3. Dampak hukum: Seringnya terjadi nikah di bawah tangan (perkawinan yang tidak dicatatkan pada Kantor Catatan Sipil atau Kantor Urusan Agama), sehingga perkawinan dianggap tidak sah oleh negara, walaupun perkawinan tersebut sah menurut agama. Pihak perempuan akan dirugikan karena konsekuensinya suatu perkawinan dianggap tidak ada, seperti hak waris dan sebagainya.
4. Dampak kesehatan: Kebiasaan berganti-ganti pasangan menyebabkan suami/istri menjadi rentan terhadap penyakit menular seksual (PMS), bahkan rentan terjangkit virus HIV/AIDS.
5. Kekerasan terhadap perempuan, baik kekerasan fisik, ekonomi, seksual maupun psikologis. Hal ini umum terjadi pada rumah tangga poligami, walaupun begitu kekerasan juga terjadi pada rumah tangga yang monogami.
Persiapan psikis sangat penting, terutama jika di dalam di dalam pernikahan suami sebelumnya terdapat anak-anak. Anak-anak dapat merasakan setelah pernikahan kedua terjadi, apakah ibunya dapat dengan besar hati menerima orang baru masuk ke dalam kehidupan mereka. Jangan sampai keputusan yang diambil menyimpan bara dalam sekam, ujungnya yang terjadi adalah ketidak bahagiaan bagi istri dan korban utama yang paling menderita adalah anak. Seorang ibu merupakan pengembang utama bagi pendidikan anak. Bagaimana mungkin seorang ibu yang tidak bahagia (unhappy mother ) bisa memberikan kebahagiaan bagi anak-anaknya. Yang akhirnya hal tersebut bisa menjadi bumerang bagi keutuhan perkembangan jiwa anak.
Pada dasarnya sebelum melakukan poligami wajib diyakinkan apakah anak-anak tidak keberatan dengan keputusan tersebut. Apabila anak-anak masih di bawah masa dewasa mereka tidak akan mengerti dan belum bisa menjawab secara benar apa yang mereka rasakan, bahkan bisa saja perasaan mereka berubah dari setuju menjadi amat sangat tidak setuju.
Apalagi jika sudah melakukan poligami sebelum menanyakan kepada anak. Sang anak akan merasa terhianati dan merasa kasih sayang yang diberikan orang tua tidak pernah ada untuknya. Jangan sampai anak-anak merasakan seperti itu.
Intinya setiap anak yang masih membutuhkan sokongan materi dan kasih sayang tidak akan pernah setuju bahkan membenci adanya poligami. Kalaupun anak yang sudah tidak membutuhkan sokongan materi dan kasih sayang dari orang tua setuju, pasti dia sudah mendapat kebutuhan tersebut dari orang lain. Tetapi tetap saja hal ini membutuhkan perhatian dari orang tua.

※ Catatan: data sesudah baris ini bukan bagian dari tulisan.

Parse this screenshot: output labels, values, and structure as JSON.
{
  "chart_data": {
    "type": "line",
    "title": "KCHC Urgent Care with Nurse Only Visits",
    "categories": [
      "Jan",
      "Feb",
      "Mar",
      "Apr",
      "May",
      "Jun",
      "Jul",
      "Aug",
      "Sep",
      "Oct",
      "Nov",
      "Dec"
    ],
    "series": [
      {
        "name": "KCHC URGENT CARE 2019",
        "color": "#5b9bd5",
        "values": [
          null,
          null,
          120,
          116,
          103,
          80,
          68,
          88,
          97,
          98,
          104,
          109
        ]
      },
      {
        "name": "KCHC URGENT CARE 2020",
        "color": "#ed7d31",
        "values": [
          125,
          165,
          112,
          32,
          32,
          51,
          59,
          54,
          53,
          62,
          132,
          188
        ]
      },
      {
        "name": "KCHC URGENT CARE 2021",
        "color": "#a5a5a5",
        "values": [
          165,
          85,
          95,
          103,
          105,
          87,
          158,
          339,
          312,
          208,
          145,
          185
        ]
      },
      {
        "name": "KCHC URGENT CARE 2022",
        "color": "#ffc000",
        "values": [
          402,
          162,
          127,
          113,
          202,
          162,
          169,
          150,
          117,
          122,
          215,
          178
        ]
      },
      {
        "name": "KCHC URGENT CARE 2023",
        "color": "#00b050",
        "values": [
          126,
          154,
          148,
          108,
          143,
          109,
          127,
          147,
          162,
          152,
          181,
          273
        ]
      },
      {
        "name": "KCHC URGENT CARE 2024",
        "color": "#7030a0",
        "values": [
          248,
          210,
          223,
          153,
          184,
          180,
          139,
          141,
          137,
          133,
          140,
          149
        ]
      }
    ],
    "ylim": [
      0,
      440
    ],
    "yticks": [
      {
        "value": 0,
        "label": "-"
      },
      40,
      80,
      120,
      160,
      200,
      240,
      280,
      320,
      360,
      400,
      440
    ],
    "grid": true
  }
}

Sebaiknya sebelum orang tua melakukan pologami, pastikan apakah Anda sudah mampu memberikan perhatian kepada istri/suami dan anak-anak Anda, dan apakah jika Anda poligami, Anda tetap bisa perhatian dan tanggung jawab kepada keluarga Anda dengan utuh??
Jika Anda tidak mampu, lupakanlah untuk berpoligami sebelum banyak hal negative datang ke keluarga Anda. Karena sesungguhnya tidak ada yang mampu merasakan rasa yang sama dengan apa yang dirasakan orang lain.
Dalam islam mungkin poligami diperbolehkan, tetapi menyakiti dan mendzolimi orang lain adalah hal yang sangat berdosa.